Destroying EPA, Rejecting Our Most Vulnerable

EPA

Destroying EPA, Rejecting Our Most Vulnerable

Dr Karim Ahmed and Reverend Tom Carr

[Dr Karim Ahmed is Adjunct Professor in Occupational and Environmental Medicine at the University of Connecticut Health Center, Farmington, CT. Reverend Tom Carr is Pastor of the Second Baptist Church in Suffield, CT. Reverend Carr and Dr Ahmed are Board Chair and Treasurer, respectively, of the Interreligious Eco-Justice Network (IREJN), West Hartford, CT.]

The proposal to slash the annual fiscal budget of the Environmental Protection Agency by the Trump administration is morally bankrupt. In doing so, it rejects its statutory responsibility to protect the most vulnerable members of our society. In a detailed 64-page memo by EPA’s Acting Chief Financial Officer, which was recently leaked to the press, the agency’s proposed budget for fiscal 2018 is to be reduced by nearly one-third (31%) of its current level.

The new administration’s approach to fiscal planning is to bring EPA’s current budget of $8.1 billion down to $5.7 billion, and lay off 3,828 full-time equivalent employees or 25% of its work force. By any measure, this is an epic disaster of the first order. It not only illustrates a callous attitude towards protecting our environment, it shows a deep loss of societal values and our shared sense of humanity.

For instance, how does one justify cutting back $16.6 million and 70 employees of the agency’s childhood lead poisoning program or the complete elimination of its environmental justice initiative? In other words, programs that assist people in low-income, underserved communities are placed first on the chopping block.

In addition, the proposed budget would drastically reduce the $14.05 million state grants program for lead removal and remediation in many inner city neighborhoods. The Centers for Disease Control estimates that over 240,000 children have elevated blood lead levels, posing severe health risks to vulnerable infants and toddlers living in pre-1978 built housing units around the country.

The administration also seeks to eliminate EPA’s Climate Protection Program, by designating it as being outside its “core statutory requirements”. This backward step goes against the overwhelming consensus of the scientific community that human-induced carbon emissions are the chief cause of climate change and global warming.
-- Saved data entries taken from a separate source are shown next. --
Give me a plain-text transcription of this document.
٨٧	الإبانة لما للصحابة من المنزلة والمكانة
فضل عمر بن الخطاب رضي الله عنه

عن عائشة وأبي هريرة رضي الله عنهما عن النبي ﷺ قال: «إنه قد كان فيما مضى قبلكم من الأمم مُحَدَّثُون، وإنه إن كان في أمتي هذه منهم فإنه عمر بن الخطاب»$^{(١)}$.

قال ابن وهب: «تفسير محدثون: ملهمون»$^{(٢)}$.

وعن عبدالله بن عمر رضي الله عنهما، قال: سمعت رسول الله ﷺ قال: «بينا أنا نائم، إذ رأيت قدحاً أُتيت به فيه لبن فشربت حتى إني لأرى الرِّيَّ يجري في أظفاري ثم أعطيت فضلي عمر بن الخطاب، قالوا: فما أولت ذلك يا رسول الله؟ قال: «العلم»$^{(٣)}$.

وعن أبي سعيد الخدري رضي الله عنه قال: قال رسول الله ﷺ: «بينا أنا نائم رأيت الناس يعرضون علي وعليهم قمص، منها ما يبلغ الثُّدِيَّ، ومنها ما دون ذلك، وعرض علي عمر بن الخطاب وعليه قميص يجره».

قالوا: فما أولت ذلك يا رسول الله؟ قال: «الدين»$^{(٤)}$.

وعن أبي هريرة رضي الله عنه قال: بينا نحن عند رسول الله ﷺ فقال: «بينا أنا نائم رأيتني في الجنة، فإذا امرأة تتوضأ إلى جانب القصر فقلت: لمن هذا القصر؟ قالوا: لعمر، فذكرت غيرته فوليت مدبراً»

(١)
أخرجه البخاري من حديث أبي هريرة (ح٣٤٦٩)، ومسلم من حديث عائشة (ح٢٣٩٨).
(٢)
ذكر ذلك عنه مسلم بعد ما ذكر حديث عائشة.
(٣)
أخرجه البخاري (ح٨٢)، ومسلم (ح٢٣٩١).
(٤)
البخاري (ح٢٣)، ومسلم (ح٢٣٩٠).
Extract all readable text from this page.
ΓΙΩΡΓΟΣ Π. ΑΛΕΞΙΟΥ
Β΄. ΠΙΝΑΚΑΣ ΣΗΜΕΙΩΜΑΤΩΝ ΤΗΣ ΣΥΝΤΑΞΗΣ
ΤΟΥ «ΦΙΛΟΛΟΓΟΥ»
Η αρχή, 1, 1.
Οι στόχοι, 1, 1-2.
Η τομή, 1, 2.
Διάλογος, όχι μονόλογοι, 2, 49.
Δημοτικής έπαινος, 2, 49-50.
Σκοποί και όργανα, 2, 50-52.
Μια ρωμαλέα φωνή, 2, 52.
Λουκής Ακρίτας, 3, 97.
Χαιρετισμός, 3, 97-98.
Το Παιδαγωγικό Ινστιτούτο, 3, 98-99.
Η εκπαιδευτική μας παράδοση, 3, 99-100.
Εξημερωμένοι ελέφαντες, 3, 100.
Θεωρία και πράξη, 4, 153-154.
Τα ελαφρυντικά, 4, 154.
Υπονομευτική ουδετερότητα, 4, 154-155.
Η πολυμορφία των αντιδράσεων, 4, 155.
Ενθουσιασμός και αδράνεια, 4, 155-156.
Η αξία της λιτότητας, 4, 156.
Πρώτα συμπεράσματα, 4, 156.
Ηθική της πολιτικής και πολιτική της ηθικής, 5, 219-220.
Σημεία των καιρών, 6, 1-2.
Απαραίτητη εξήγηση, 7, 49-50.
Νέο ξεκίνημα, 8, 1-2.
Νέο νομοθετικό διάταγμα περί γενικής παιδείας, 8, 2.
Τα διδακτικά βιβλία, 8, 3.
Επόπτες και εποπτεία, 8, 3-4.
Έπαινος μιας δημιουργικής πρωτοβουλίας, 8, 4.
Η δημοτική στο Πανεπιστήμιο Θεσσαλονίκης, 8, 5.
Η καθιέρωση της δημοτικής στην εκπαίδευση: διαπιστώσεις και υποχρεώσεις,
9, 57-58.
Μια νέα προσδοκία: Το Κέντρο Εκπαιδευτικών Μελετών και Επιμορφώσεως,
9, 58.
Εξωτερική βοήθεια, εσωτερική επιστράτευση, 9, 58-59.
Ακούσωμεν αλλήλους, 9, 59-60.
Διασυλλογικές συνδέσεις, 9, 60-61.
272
Here again, the impact of climate change falls hardest on the most marginalized members of society. As the 2012 UC, Berkeley report stated: “Low-income communities and communities of color are . . . the most vulnerable to the consequence of global warming.” By eliminating EPA’s program in climate change protection, the administration has turned away from its societal sense of duty. Explaining its reasons for doing so, the head of White House’s Office of Management and Budget had this to say: “We’re not spending money on that any more. We consider that to be a waste of your money,”

The proposed budget would reduce by 87% the EPA’s Office of Research and Development’s program on air, climate and energy research, while totaling eliminating funding for federal vehicle fuel standards and certification program. In addition, EPA’s criminal enforcement program would face a loss of 34 staff positions, a clear signal of the administration’s lack of emphasis on legal enforcement of industrial pollution.

A similar environmental nightmare scenario occurred during the Reagan administration in the early 1980s. Its first budget proposal was to reduce EPA by more than 25% and to significantly curtail regulatory enforcement, In fact, there was an immediate 79% decline of non-compliance cases reported by EPA’s regional offices.

It was President Reagan’s first choice for EPA’s head, Anne Gorsuch – the parent of the newly appointed Supreme Court Justice, Neil Gorsuch – who did her best to eviscerate the nation’s environmental laws. Recalling that earlier turbulent period, the President of the National Environmental Trust, Phil Clapp, stated that EPA Administrator Gorsuch tried to eliminate provisions of the Clean Air Act “on everything from automobiles to furniture manufacturers – efforts which took Congress two years to defeat.”

Those were different days than now, when bipartisan agreement on environmental issues was still possible in Congress. Absent that, what is needed today is a strong, concerted push-back from the public, from all walks of life and every segment of society, to put pressure on our legislative leaders to retain a stringent preventative approach to deal with contamination of our nation’s air, water and land.

Above all, we must place greater emphasis on the health and welfare of the most vulnerable members of our community. To recall, that the least among us are also the greatest, as was taught and preached in many spiritual traditions, we have a sacred and binding moral obligation to do so. Future generations will not forgive us for doing anything less.

 Update: the EPA was saved, at least for now. In the stopgap budget passed last week, only 1% of funding was cut and no personnel was cut until September, when the issue will be revisited.  RESIST.